The history of Giritale Tank, runs back to the pre-Buddhist era of Sri Lanka, to the reign of king Pandukhabaya (437-367 BC) or even earlier times. Mahavamsa chronicles the sensational events that led to the birth of this prince, woven around the life story of Unmada Chitra, the "Maddening Beauty" born after six uncles.
Tragedy got webbed into her life when a soothsayer predicted that a son born to her would kill the uncles and usurp the throne. Politics being dirty then as now, Chitra was locked up in a tower after she advanced to womanhood so that no man could impregnate her. Panduwasnuwara yet boasts ruins of this tower or Ektamge. The story itself is yet to expand. A cousin of Unmadachitra begins to scale the tower at midnight and a child is born - a son. A girl of a maid replaces the son to deceive the brood of uncles and the boy is swished out and grows up in all sorts of adverse environs to escape identification. When the time is up, he proves the soothsayer correct by killing all his uncles except one and becomes king, one of the greatest in Lanka's line of monarchs.

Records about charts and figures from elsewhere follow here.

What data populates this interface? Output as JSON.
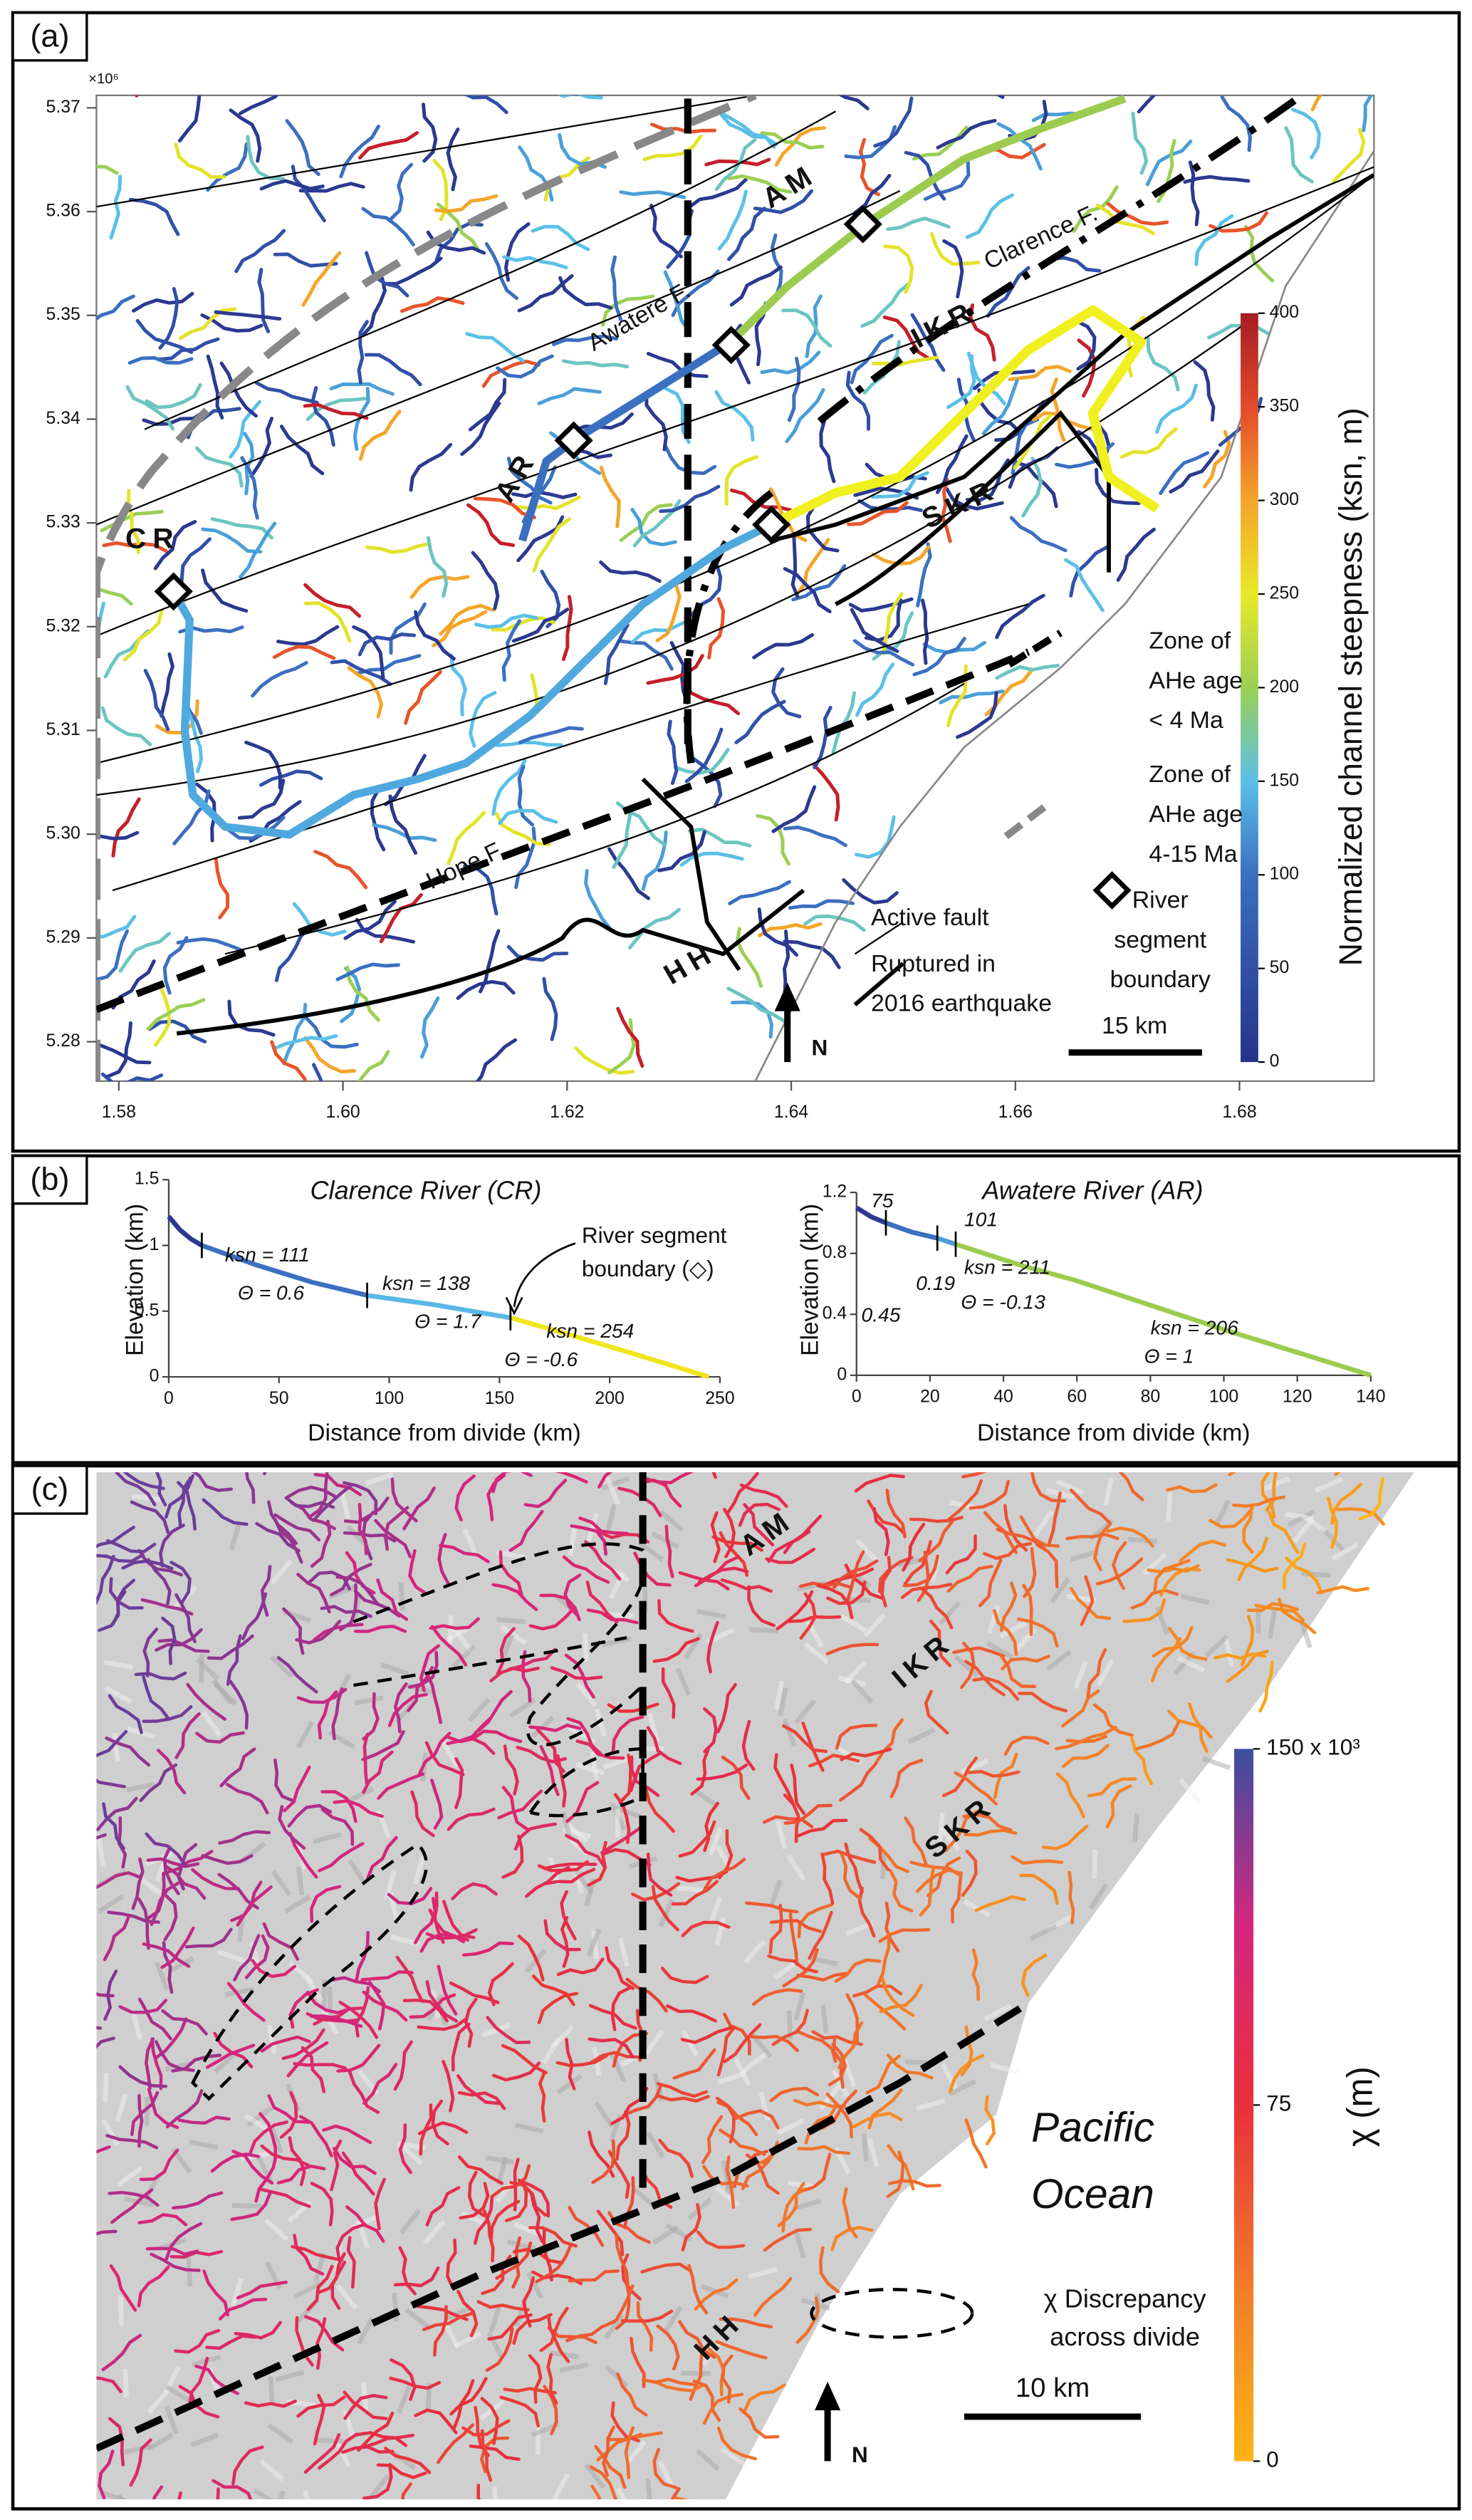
{
  "panels": [
    {
      "label": "(a)",
      "map": {
        "exponent": "×10⁶",
        "xlim": [
          1.578,
          1.692
        ],
        "ylim": [
          5.2762,
          5.3712
        ],
        "xticks": [
          1.58,
          {
            "value": 1.6,
            "label": "1.60"
          },
          1.62,
          1.64,
          1.66,
          1.68
        ],
        "yticks": [
          5.28,
          5.29,
          {
            "value": 5.3,
            "label": "5.30"
          },
          5.31,
          5.32,
          5.33,
          5.34,
          5.35,
          5.36,
          5.37
        ],
        "labels": [
          "AM",
          "IKR",
          "SKR",
          "HH",
          "CR",
          "AR",
          "Clarence F.",
          "Awatere F.",
          "Hope F."
        ],
        "legend": [
          [
            "Zone of",
            "AHe age",
            "< 4 Ma"
          ],
          [
            "Zone of",
            "AHe age",
            "4-15 Ma"
          ],
          [
            "River",
            "segment",
            "boundary"
          ],
          [
            "Active fault"
          ],
          [
            "Ruptured in",
            "2016 earthquake"
          ]
        ],
        "scale_bar": "15 km",
        "north": "N",
        "colorbar": {
          "title": "Normalized channel steepness (ksn, m)",
          "lim": [
            0,
            400
          ],
          "ticks": [
            0,
            50,
            100,
            150,
            200,
            250,
            300,
            350,
            400
          ]
        }
      }
    },
    {
      "label": "(b)"
    },
    {
      "label": "(c)",
      "map": {
        "labels": [
          "AM",
          "IKR",
          "SKR",
          "HH"
        ],
        "ocean": [
          "Pacific",
          "Ocean"
        ],
        "legend": [
          "χ Discrepancy",
          "across divide"
        ],
        "scale_bar": "10 km",
        "north": "N",
        "colorbar": {
          "title": "χ (m)",
          "lim": [
            0,
            150000
          ],
          "ticks": [
            0,
            {
              "value": 75000,
              "label": "75"
            },
            {
              "value": 150000,
              "label": "150 x 10³"
            }
          ]
        }
      }
    }
  ],
  "chart_data": [
    {
      "type": "line",
      "title": "Clarence River (CR)",
      "x_label": "Distance from divide (km)",
      "y_label": "Elevation (km)",
      "xlim": [
        0,
        250
      ],
      "ylim": [
        0,
        1.5
      ],
      "xticks": [
        0,
        50,
        100,
        150,
        200,
        250
      ],
      "yticks": [
        0,
        0.5,
        1,
        1.5
      ],
      "series": [
        {
          "color": "#2b3990",
          "x": [
            0,
            5,
            10,
            15
          ],
          "values": [
            1.22,
            1.12,
            1.05,
            1.0
          ]
        },
        {
          "color": "#3b6fc0",
          "x": [
            15,
            40,
            65,
            90
          ],
          "values": [
            1.0,
            0.85,
            0.72,
            0.62
          ]
        },
        {
          "color": "#5bb8e6",
          "x": [
            90,
            120,
            155
          ],
          "values": [
            0.62,
            0.55,
            0.45
          ]
        },
        {
          "color": "#f0e61e",
          "x": [
            155,
            180,
            210,
            245
          ],
          "values": [
            0.45,
            0.33,
            0.18,
            0
          ]
        }
      ],
      "annotations": [
        "ksn = 111",
        "Θ = 0.6",
        "ksn = 138",
        "Θ = 1.7",
        "ksn = 254",
        "Θ = -0.6"
      ],
      "note": [
        "River segment",
        "boundary (◇)"
      ]
    },
    {
      "type": "line",
      "title": "Awatere River (AR)",
      "x_label": "Distance from divide (km)",
      "y_label": "Elevation (km)",
      "xlim": [
        0,
        140
      ],
      "ylim": [
        0,
        1.2
      ],
      "xticks": [
        0,
        20,
        40,
        60,
        80,
        100,
        120,
        140
      ],
      "yticks": [
        0,
        0.4,
        0.8,
        1.2
      ],
      "series": [
        {
          "color": "#2b3990",
          "x": [
            0,
            4,
            8
          ],
          "values": [
            1.1,
            1.04,
            1.0
          ]
        },
        {
          "color": "#3b6fc0",
          "x": [
            8,
            15,
            22
          ],
          "values": [
            1.0,
            0.94,
            0.9
          ]
        },
        {
          "color": "#4a9fd8",
          "x": [
            22,
            27
          ],
          "values": [
            0.9,
            0.86
          ]
        },
        {
          "color": "#9ccc4f",
          "x": [
            27,
            45,
            60,
            80,
            100,
            120,
            140
          ],
          "values": [
            0.86,
            0.72,
            0.62,
            0.46,
            0.3,
            0.15,
            0
          ]
        }
      ],
      "annotations": [
        "75",
        "101",
        "0.45",
        "0.19",
        "ksn = 211",
        "Θ = -0.13",
        "ksn = 206",
        "Θ = 1"
      ]
    }
  ]
}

Giritale is aligned to the prince's hide and seek days. He hovers in and around the Polonnaruwa area avoiding the dangerous Anuradhapura terrain and Girikande becomes one of his famous haunts. Girikande is the Mountain of the Rock that still glorifies the landscape.
According to legend it is here that he meets his future partner, Swanrnapalee taking food to the fields. She was a lass of noble birth with regal connections and accompanied by her maids she is trekking to the fields in mid afternoon when prince Pandukhabaya befriends her. According to some sources this princess was the daughter of the uncle whose life he had spared. The district of Girikande he hands over formally to his father-in-law, who earns the title of Girkande Siva.
He himself had got attracted to the area's geographical lay out for he was our first tank building king, creator of Abhaya weva today also known as Basawakkulama. The hollow at the base of Girikande attracted him, the Mahavamsa reads "He had the hollow deepened and abundantly filled with water."
However, there is no specific evidence to conclude that he gave the final touches to Giritale tank in that long forgotten age prior to the coming of Buddhism too. Agbo II who ruled long after in the 7th centuary is credited with this feat. A very careful planning of this tank is apparent as not only rain water but water that cascades down the mountain too fills it. It is further fed by a tributary of the Mahaweli revealing a very intricate network of tanks and canals based on this River of Great Sands. The designing had included a strong embankment of stone that crosses the hollow at the base of the hill and plummets to level ground dampening the outlying forest.
It is thick forest but those who had braved the nettled jungle cover talk of exquisitely hewn stonework carved spouts and masonry work of rare quality. One can surmise that during the Polonnaruwa period Giritale grew around a carefully designed tank had been a prosperous suburb of the capital.